In the International Literacy Association’s 2020 report on “What’s Hot in Literacy” educators from around the world were asked what specific areas they would like more professional development to strengthen their literacy practice. The number one response was “Using digital resources to support literacy instruction”, nominated by almost half of all people surveyed. Using digital resources in general can be daunting, and even more so with literacy which has been so steeped in a tradition of chalk and talk. But there are a few key best practices to follow that can ensure both yourself and your students get the most out of any digital resource you choose.

Teacher presence is key

In The University of Toronto’s paper on Digital Pedagogy, emphasis is placed on the fact that simply having digital tools in the class is not enough to provide students with an effective digital learning experience.
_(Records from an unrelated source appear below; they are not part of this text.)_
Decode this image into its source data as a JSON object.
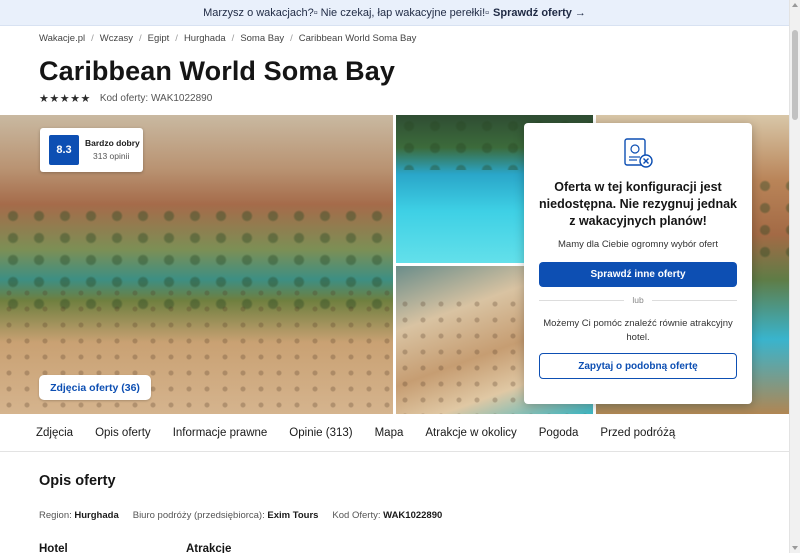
{
  "promo": {
    "text": "Marzysz o wakacjach?▫ Nie czekaj, łap wakacyjne perełki!▫",
    "cta": "Sprawdź oferty →"
  },
  "breadcrumb": [
    "Wakacje.pl",
    "Wczasy",
    "Egipt",
    "Hurghada",
    "Soma Bay",
    "Caribbean World Soma Bay"
  ],
  "hotel": {
    "name": "Caribbean World Soma Bay",
    "stars": "★★★★★",
    "code_text": "Kod oferty: WAK1022890"
  },
  "rating": {
    "score": "8.3",
    "label": "Bardzo dobry",
    "count": "313 opinii"
  },
  "photos_button": "Zdjęcia oferty (36)",
  "modal": {
    "title": "Oferta w tej konfiguracji jest niedostępna. Nie rezygnuj jednak z wakacyjnych planów!",
    "subtitle": "Mamy dla Ciebie ogromny wybór ofert",
    "primary_button": "Sprawdź inne oferty",
    "or": "lub",
    "help_text": "Możemy Ci pomóc znaleźć równie atrakcyjny hotel.",
    "secondary_button": "Zapytaj o podobną ofertę"
  },
  "tabs": [
    "Zdjęcia",
    "Opis oferty",
    "Informacje prawne",
    "Opinie (313)",
    "Mapa",
    "Atrakcje w okolicy",
    "Pogoda",
    "Przed podróżą"
  ],
  "description": {
    "title": "Opis oferty",
    "region_label": "Region:",
    "region_value": "Hurghada",
    "operator_label": "Biuro podróży (przedsiębiorca):",
    "operator_value": "Exim Tours",
    "code_label": "Kod Oferty:",
    "code_value": "WAK1022890",
    "hotel_heading": "Hotel",
    "attractions_heading": "Atrakcje"
  },
  "colors": {
    "brand_blue": "#0d4fb3",
    "promo_bg": "#e9f0fb"
  }
}
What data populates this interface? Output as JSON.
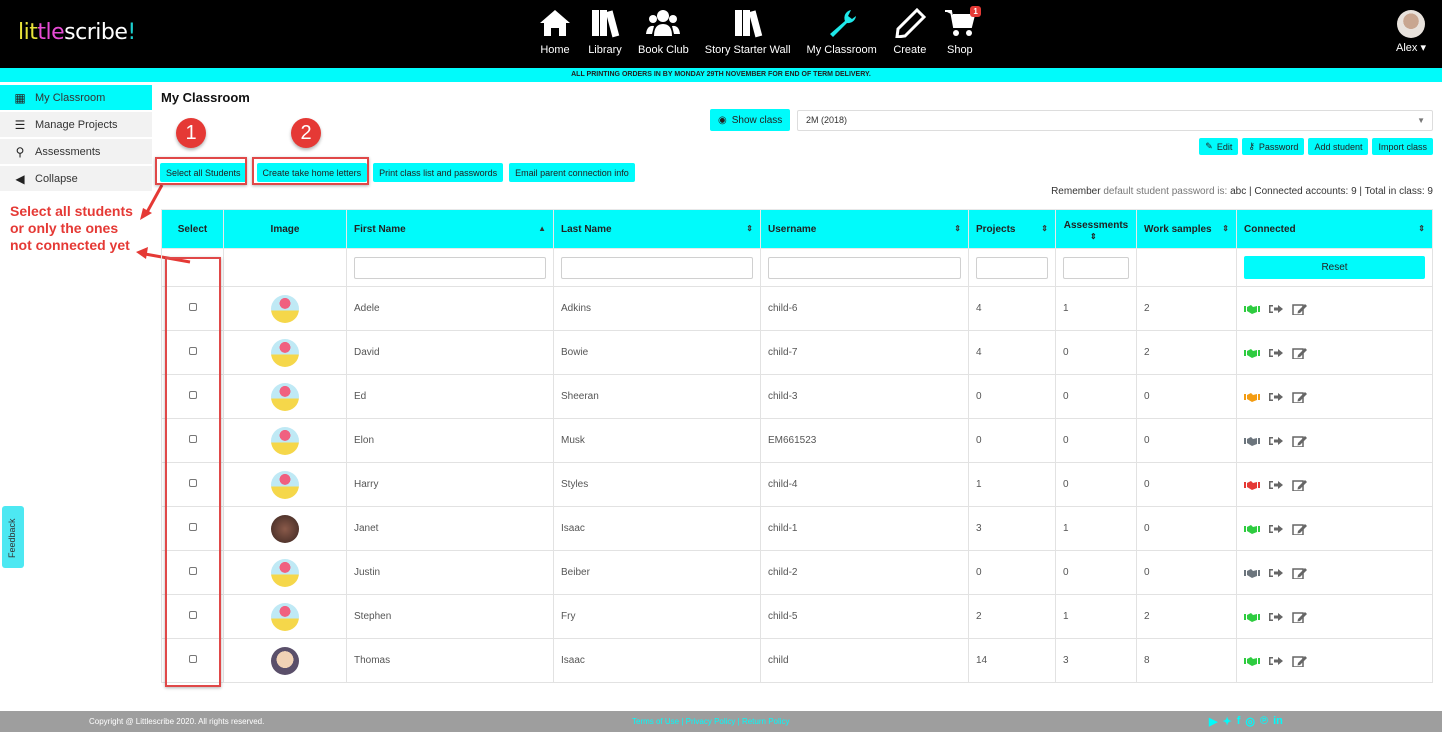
{
  "brand": {
    "logo_parts": [
      "lit",
      "tle",
      "scribe",
      "!"
    ]
  },
  "nav": [
    {
      "label": "Home",
      "icon": "home-icon"
    },
    {
      "label": "Library",
      "icon": "books-icon"
    },
    {
      "label": "Book Club",
      "icon": "users-icon"
    },
    {
      "label": "Story Starter Wall",
      "icon": "books-icon"
    },
    {
      "label": "My Classroom",
      "icon": "wrench-icon",
      "active": true
    },
    {
      "label": "Create",
      "icon": "pencil-icon"
    },
    {
      "label": "Shop",
      "icon": "cart-icon",
      "badge": "1"
    }
  ],
  "user": {
    "name": "Alex"
  },
  "announcement": "ALL PRINTING ORDERS IN BY MONDAY 29TH NOVEMBER FOR END OF TERM DELIVERY.",
  "sidebar": {
    "items": [
      {
        "label": "My Classroom",
        "icon": "classroom-icon",
        "active": true
      },
      {
        "label": "Manage Projects",
        "icon": "list-icon"
      },
      {
        "label": "Assessments",
        "icon": "binoculars-icon"
      },
      {
        "label": "Collapse",
        "icon": "chevron-left-circle-icon"
      }
    ]
  },
  "annotations": {
    "marker1": "1",
    "marker2": "2",
    "note_lines": [
      "Select all students",
      "or only the ones",
      "not connected yet"
    ]
  },
  "page_title": "My Classroom",
  "class_selector": {
    "show_label": "Show class",
    "selected": "2M (2018)"
  },
  "class_buttons": {
    "edit": "Edit",
    "password": "Password",
    "add_student": "Add student",
    "import_class": "Import class"
  },
  "actions": {
    "select_all": "Select all Students",
    "take_home": "Create take home letters",
    "print_list": "Print class list and passwords",
    "email_parent": "Email parent connection info"
  },
  "info": {
    "remember": "Remember",
    "default_pw_label": "default student password is:",
    "default_pw": "abc",
    "connected_label": "| Connected accounts: 9 | Total in class: 9"
  },
  "table": {
    "headers": [
      "Select",
      "Image",
      "First Name",
      "Last Name",
      "Username",
      "Projects",
      "Assessments",
      "Work samples",
      "Connected"
    ],
    "reset_label": "Reset",
    "status_colors": {
      "connected": "#2ecc40",
      "pending": "#f39c12",
      "none": "#6c757d",
      "error": "#e53935"
    },
    "rows": [
      {
        "first": "Adele",
        "last": "Adkins",
        "username": "child-6",
        "projects": "4",
        "assessments": "1",
        "work_samples": "2",
        "avatar": "cartoon",
        "status": "connected"
      },
      {
        "first": "David",
        "last": "Bowie",
        "username": "child-7",
        "projects": "4",
        "assessments": "0",
        "work_samples": "2",
        "avatar": "cartoon",
        "status": "connected"
      },
      {
        "first": "Ed",
        "last": "Sheeran",
        "username": "child-3",
        "projects": "0",
        "assessments": "0",
        "work_samples": "0",
        "avatar": "cartoon",
        "status": "pending"
      },
      {
        "first": "Elon",
        "last": "Musk",
        "username": "EM661523",
        "projects": "0",
        "assessments": "0",
        "work_samples": "0",
        "avatar": "cartoon",
        "status": "none"
      },
      {
        "first": "Harry",
        "last": "Styles",
        "username": "child-4",
        "projects": "1",
        "assessments": "0",
        "work_samples": "0",
        "avatar": "cartoon",
        "status": "error"
      },
      {
        "first": "Janet",
        "last": "Isaac",
        "username": "child-1",
        "projects": "3",
        "assessments": "1",
        "work_samples": "0",
        "avatar": "photo1",
        "status": "connected"
      },
      {
        "first": "Justin",
        "last": "Beiber",
        "username": "child-2",
        "projects": "0",
        "assessments": "0",
        "work_samples": "0",
        "avatar": "cartoon",
        "status": "none"
      },
      {
        "first": "Stephen",
        "last": "Fry",
        "username": "child-5",
        "projects": "2",
        "assessments": "1",
        "work_samples": "2",
        "avatar": "cartoon",
        "status": "connected"
      },
      {
        "first": "Thomas",
        "last": "Isaac",
        "username": "child",
        "projects": "14",
        "assessments": "3",
        "work_samples": "8",
        "avatar": "photo2",
        "status": "connected"
      }
    ]
  },
  "footer": {
    "copyright": "Copyright @ Littlescribe 2020. All rights reserved.",
    "links": "Terms of Use  |  Privacy Policy  |  Return Policy",
    "social": [
      "youtube-icon",
      "twitter-icon",
      "facebook-icon",
      "instagram-icon",
      "pinterest-icon",
      "linkedin-icon"
    ]
  },
  "feedback_label": "Feedback"
}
In other words, placing students in front of a computer and simply assigning them work is not going to improve their literacy skills. Instead, the teacher needs to be an active participant in the students’ use of the digital resource, through a combination of whole-class instruction, one-to-one tutoring and self-guided learning.

Engaging resources work best

Studies have shown time and again that when students are engaged, they are more likely to retain and be able to demonstrate new information and skills. The exact same goes for digital literacy resources – the more engaging, the more likely students are going to be motivated to use the resource in their own time and see positive results. When a resource is gamified, this effect is further amplified.

Apply success habits

As educators, we know that students do best when they have a growth mindset (Hoskins, 2020). To motivate your students to develop a “can do” approach to literacy learning when using digital resources, encourage students to use the following success habits from the beginning of their learning process:

Give it a go – give every question a try
Finish what you start – keep going as you will get better
Seek help – the feedback, hints and help are there to guide you
Mistakes are OK – you will only get better through trial and error
Challenge yourself – aim to get better with every question

Plan for inclusion

Not all students will have the same access to digital technology, and so it’s important to ensure that students are given the same opportunities to learn through your chosen digital resources. On top of this, not all students will have the same level of prior knowledge when it comes to either digital or standard literacy. Differentiating your lessons where possible is just as important when using a digital resource as it is when planning any other type of lesson.

Develop a learning community

Any type of learning is better when there are a group of people supporting each other – both from an educator and student perspective. Educators should have a place they can go to collaborate with one another, share ideas on how to use the digital resource, manage student progress and develop a shared understanding of how to teach literacy concepts. Students need to feel engaged within the resource itself and find motivation for literacy learning from interacting with their peers. When all parties feel supported by their learning community and the digital resource, literacy learning will be able to truly flourish in the classroom.